In his current body of work, Red Heart, Elliston has taken this interest in landscape a step further. He has travelled into the remote centre of Australia - the red heart - where in the tradition of environmental artists, he has performed and photographed his own interactions with the landscape.
Using fire, rocks and earth Elliston has created shapes and patterns in the landscape. A single tree comes alive with flames as the moon rises in the background, a square of brightly synthetic green grass sits surrounded by red desert sand. These works symbolically create an intersection between humans, nature, time and photography in order to explore their relations to each other. They are also celebration of the red centre of our country and the elements from which it is made.
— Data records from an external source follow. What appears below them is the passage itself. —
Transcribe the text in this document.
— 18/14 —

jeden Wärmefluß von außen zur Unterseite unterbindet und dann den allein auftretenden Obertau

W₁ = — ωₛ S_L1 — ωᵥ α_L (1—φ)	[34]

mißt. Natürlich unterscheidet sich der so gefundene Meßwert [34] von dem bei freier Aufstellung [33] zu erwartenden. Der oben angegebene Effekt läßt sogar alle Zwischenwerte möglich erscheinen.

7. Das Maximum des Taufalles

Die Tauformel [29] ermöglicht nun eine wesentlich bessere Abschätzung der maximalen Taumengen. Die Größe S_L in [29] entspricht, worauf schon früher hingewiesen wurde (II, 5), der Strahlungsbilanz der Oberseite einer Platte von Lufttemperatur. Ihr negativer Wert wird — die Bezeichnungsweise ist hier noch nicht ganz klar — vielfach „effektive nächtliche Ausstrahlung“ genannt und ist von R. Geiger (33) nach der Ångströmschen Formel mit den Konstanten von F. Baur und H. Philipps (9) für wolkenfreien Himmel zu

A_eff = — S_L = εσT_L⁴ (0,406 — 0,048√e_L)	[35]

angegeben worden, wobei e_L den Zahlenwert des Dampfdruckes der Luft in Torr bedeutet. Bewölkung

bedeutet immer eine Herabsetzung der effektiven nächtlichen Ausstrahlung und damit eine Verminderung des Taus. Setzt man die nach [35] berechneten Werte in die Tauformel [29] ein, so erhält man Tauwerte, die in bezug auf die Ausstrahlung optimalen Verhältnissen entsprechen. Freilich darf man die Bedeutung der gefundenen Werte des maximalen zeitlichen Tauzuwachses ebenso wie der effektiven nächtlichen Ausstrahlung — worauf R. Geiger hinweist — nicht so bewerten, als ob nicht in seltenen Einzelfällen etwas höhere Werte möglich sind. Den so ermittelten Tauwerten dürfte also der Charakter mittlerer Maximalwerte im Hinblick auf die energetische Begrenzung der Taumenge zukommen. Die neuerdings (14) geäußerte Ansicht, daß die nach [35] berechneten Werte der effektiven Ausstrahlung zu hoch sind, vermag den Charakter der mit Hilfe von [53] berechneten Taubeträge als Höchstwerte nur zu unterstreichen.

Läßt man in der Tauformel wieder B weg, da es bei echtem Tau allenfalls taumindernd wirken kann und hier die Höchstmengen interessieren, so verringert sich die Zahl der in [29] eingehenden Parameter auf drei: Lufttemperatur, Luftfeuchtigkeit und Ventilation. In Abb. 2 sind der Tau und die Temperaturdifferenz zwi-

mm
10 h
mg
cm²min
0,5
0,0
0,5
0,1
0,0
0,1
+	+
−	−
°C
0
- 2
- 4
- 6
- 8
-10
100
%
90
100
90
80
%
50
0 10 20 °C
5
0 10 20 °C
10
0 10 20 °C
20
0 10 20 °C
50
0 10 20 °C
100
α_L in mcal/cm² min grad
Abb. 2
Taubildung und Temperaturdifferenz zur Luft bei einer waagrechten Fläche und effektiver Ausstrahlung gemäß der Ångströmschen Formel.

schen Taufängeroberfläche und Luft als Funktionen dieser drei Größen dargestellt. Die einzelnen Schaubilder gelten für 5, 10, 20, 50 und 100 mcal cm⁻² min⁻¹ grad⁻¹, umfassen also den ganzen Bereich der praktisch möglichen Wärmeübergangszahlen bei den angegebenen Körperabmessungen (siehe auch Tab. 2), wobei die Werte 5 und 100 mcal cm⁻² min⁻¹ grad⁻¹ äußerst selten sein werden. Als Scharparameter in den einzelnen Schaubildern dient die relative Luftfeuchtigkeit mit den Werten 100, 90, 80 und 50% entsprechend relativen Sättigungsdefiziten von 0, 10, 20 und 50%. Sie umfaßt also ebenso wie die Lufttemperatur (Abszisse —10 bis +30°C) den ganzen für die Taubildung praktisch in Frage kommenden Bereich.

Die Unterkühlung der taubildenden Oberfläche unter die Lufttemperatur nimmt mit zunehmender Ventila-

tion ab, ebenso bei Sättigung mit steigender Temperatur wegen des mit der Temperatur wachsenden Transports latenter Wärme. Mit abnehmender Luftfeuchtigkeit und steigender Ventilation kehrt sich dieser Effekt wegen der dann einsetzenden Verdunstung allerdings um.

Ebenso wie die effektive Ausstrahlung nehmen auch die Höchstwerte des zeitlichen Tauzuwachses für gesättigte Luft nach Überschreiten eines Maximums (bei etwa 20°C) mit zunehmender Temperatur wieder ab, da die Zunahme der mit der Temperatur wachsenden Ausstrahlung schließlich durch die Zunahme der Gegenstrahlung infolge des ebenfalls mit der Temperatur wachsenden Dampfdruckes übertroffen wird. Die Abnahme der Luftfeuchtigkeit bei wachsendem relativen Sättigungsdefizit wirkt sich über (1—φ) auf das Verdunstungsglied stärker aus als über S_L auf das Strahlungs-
The particular Australian colour palate is a feature of these works with bright orange flames set against dusty pink sunset skies and dark olive green trees.
One device Elliston has used in a number of the images is anamorphosis (from the Greek meaning formed again). While the shape he has created appears square or circular in the photograph, in actuality it looks nothing like that. Elliston has played with perspective and the surface of the photograph - these simple shapes fool our eyes and our minds.